Ночь за ночью приходили они в камеру и уводили его. Они уводили его в подвал, где пол и стены почернели от крови, там они били его и орали: «Назови имена твоих товарищей!»

Но Шрадер, закусив губы, молчал. И так ночь за ночью. Он не мог больше ходить и не мог больше лежать.

И снова наступила ночь, и снова пришли палачи. Все ждали с замиранием сердца. Утро медленно прокралось в камеру. Но Курт Шрадер больше не вернулся. Он умер смертью героя.

Человек шел все дальше. На одной из улиц вдруг он услышал за спиной топот сапог и властную команду:

— Левой… левой… левой… левой…

Он не обратил бы внимания на эти звуки, давно уже ставшие привычными, но его поразила странная легкость шагов. Он обернулся. По мостовой маршировал отряд мальчиков в черных галстуках.

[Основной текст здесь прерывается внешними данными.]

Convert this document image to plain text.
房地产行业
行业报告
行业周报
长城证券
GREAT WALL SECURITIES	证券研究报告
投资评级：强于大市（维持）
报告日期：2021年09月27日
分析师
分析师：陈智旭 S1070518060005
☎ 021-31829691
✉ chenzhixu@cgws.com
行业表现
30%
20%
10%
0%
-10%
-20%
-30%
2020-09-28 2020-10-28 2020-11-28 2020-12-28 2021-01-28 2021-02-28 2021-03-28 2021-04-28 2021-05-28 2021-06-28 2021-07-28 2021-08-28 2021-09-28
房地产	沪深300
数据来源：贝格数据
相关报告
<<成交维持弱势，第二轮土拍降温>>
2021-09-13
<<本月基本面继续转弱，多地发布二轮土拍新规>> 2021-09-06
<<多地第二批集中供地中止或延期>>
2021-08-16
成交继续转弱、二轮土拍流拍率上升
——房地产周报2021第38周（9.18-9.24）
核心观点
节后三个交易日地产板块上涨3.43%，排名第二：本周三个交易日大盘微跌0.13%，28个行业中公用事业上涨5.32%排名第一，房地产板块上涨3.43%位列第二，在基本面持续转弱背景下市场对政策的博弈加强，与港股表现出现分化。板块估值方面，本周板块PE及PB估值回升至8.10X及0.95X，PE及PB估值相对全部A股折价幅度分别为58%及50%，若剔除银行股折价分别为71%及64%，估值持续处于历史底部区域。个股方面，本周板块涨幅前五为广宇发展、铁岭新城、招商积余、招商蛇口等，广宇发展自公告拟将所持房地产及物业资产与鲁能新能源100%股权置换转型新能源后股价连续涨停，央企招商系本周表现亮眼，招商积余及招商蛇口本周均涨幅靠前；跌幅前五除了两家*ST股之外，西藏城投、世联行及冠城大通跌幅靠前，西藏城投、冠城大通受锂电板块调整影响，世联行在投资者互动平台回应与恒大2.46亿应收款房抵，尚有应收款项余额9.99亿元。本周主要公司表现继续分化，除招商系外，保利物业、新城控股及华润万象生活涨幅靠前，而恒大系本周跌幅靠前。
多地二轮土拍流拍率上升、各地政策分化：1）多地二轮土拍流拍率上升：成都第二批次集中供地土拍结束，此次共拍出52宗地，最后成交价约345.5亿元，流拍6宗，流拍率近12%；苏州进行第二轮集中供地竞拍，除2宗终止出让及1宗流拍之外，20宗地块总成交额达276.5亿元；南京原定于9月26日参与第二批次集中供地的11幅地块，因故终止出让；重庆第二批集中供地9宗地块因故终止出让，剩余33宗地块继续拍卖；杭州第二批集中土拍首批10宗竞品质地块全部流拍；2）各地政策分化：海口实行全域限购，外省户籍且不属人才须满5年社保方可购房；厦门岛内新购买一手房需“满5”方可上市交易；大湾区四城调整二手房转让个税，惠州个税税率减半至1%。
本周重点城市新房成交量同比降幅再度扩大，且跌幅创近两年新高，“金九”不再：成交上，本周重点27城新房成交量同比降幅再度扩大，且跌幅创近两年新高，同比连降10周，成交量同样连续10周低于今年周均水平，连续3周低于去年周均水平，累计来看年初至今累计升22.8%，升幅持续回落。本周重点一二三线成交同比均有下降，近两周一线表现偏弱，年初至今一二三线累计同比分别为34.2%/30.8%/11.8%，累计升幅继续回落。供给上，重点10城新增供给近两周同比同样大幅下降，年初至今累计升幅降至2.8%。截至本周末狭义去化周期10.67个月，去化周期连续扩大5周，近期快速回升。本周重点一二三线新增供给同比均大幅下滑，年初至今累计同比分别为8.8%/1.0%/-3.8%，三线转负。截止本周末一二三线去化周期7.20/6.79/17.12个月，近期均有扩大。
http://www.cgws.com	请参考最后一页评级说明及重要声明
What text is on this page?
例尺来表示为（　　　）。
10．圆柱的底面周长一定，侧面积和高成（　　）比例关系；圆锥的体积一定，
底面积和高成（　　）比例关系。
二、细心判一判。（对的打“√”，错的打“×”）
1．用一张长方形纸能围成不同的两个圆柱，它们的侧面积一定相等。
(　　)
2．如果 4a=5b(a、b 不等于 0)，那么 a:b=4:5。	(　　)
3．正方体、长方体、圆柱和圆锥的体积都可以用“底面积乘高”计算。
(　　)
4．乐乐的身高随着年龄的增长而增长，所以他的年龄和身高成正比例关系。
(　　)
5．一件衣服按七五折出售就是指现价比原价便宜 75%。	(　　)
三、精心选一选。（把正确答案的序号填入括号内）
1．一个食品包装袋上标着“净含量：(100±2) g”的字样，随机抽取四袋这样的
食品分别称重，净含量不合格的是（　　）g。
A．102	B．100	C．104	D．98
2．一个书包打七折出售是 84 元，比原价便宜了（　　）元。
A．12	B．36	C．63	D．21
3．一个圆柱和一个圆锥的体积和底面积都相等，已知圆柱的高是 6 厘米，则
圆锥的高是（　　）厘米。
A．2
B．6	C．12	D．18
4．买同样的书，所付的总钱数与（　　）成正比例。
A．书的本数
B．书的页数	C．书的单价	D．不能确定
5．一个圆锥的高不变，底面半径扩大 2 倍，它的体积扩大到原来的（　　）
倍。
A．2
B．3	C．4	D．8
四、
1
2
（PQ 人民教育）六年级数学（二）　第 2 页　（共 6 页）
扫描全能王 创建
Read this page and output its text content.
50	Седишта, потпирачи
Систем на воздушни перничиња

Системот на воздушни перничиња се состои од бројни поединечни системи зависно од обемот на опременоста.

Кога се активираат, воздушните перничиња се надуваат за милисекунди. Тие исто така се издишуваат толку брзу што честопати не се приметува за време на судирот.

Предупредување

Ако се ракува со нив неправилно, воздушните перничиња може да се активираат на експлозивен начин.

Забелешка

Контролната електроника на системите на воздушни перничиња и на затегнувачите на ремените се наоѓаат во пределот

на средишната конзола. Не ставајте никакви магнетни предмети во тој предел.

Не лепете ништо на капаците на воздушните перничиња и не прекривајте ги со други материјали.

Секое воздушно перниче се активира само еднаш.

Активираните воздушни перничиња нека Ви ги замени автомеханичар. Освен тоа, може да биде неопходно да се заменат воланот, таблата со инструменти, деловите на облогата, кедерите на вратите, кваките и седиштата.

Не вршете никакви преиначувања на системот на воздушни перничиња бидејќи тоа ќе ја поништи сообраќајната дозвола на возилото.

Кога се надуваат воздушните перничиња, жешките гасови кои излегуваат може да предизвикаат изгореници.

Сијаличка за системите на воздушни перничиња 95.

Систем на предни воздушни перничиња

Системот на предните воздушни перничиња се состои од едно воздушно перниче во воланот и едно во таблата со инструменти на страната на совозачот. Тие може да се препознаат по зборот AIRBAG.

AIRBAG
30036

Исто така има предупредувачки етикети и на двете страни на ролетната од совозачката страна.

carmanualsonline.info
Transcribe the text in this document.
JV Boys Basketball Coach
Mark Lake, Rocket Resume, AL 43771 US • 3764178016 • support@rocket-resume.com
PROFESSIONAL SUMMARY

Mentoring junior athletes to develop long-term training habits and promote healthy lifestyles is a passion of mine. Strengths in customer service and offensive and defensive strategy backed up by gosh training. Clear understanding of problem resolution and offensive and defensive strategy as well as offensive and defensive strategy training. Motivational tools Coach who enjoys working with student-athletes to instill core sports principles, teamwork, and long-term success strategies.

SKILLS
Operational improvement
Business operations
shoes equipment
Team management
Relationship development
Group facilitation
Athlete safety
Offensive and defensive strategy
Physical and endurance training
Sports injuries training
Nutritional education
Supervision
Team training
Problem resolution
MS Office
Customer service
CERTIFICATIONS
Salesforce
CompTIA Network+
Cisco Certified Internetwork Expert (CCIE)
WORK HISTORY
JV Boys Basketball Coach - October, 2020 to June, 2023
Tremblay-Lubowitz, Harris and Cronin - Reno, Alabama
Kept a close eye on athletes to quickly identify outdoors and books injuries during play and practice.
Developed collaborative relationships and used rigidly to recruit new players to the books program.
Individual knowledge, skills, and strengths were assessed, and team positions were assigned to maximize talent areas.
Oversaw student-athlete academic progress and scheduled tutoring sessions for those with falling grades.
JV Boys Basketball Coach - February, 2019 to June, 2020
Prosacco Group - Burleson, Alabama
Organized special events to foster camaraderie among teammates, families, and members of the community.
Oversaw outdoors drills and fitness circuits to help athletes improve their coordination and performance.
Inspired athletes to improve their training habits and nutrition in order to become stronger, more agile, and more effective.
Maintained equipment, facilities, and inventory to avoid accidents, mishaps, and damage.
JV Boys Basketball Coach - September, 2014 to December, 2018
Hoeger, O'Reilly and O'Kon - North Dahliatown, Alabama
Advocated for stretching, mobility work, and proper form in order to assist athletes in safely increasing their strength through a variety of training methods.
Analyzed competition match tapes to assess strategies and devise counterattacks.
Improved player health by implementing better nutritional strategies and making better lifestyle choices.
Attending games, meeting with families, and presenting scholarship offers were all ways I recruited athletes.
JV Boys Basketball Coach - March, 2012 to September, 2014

«Бедные дети! — подумал человек. — Они уже взялись и за вас!»

Он миновал Эйслебен и зашагал по пустынной проселочной дороге мимо терриконов, рудников и рабочих поселков. Входя в поселок, он вслух читал знакомые названия: Фолькштедт, Поллебен, Аугсдорф… Какое счастье снова вернуться домой!

А вот наконец и террикон рудника «Вицтум»: «Добрый день, старый друг!» Но рудник показался ему мрачным и чужим — наверху, над подъемником, развевалось фашистское знамя.

«Ничего, эту штуку мы скоро сбросим», — утешил он сам себя.

Чем ближе Брозовский подходил к Гербштедту, тем сильнее билось у него сердце. Как-то там его старуха? Здорова ли? А мальчики? И… цело ли еще знамя?

По Рыночной площади он уже почти бежал. Осталось всего три дома, всего два… Он распахнул дверь. Брозовская подняла голову, и слезы побежали у нее по щекам. Они обнялись.

— Ах, Отто! — всхлипывала Брозовская, гладя его бледное, исхудавшее лицо.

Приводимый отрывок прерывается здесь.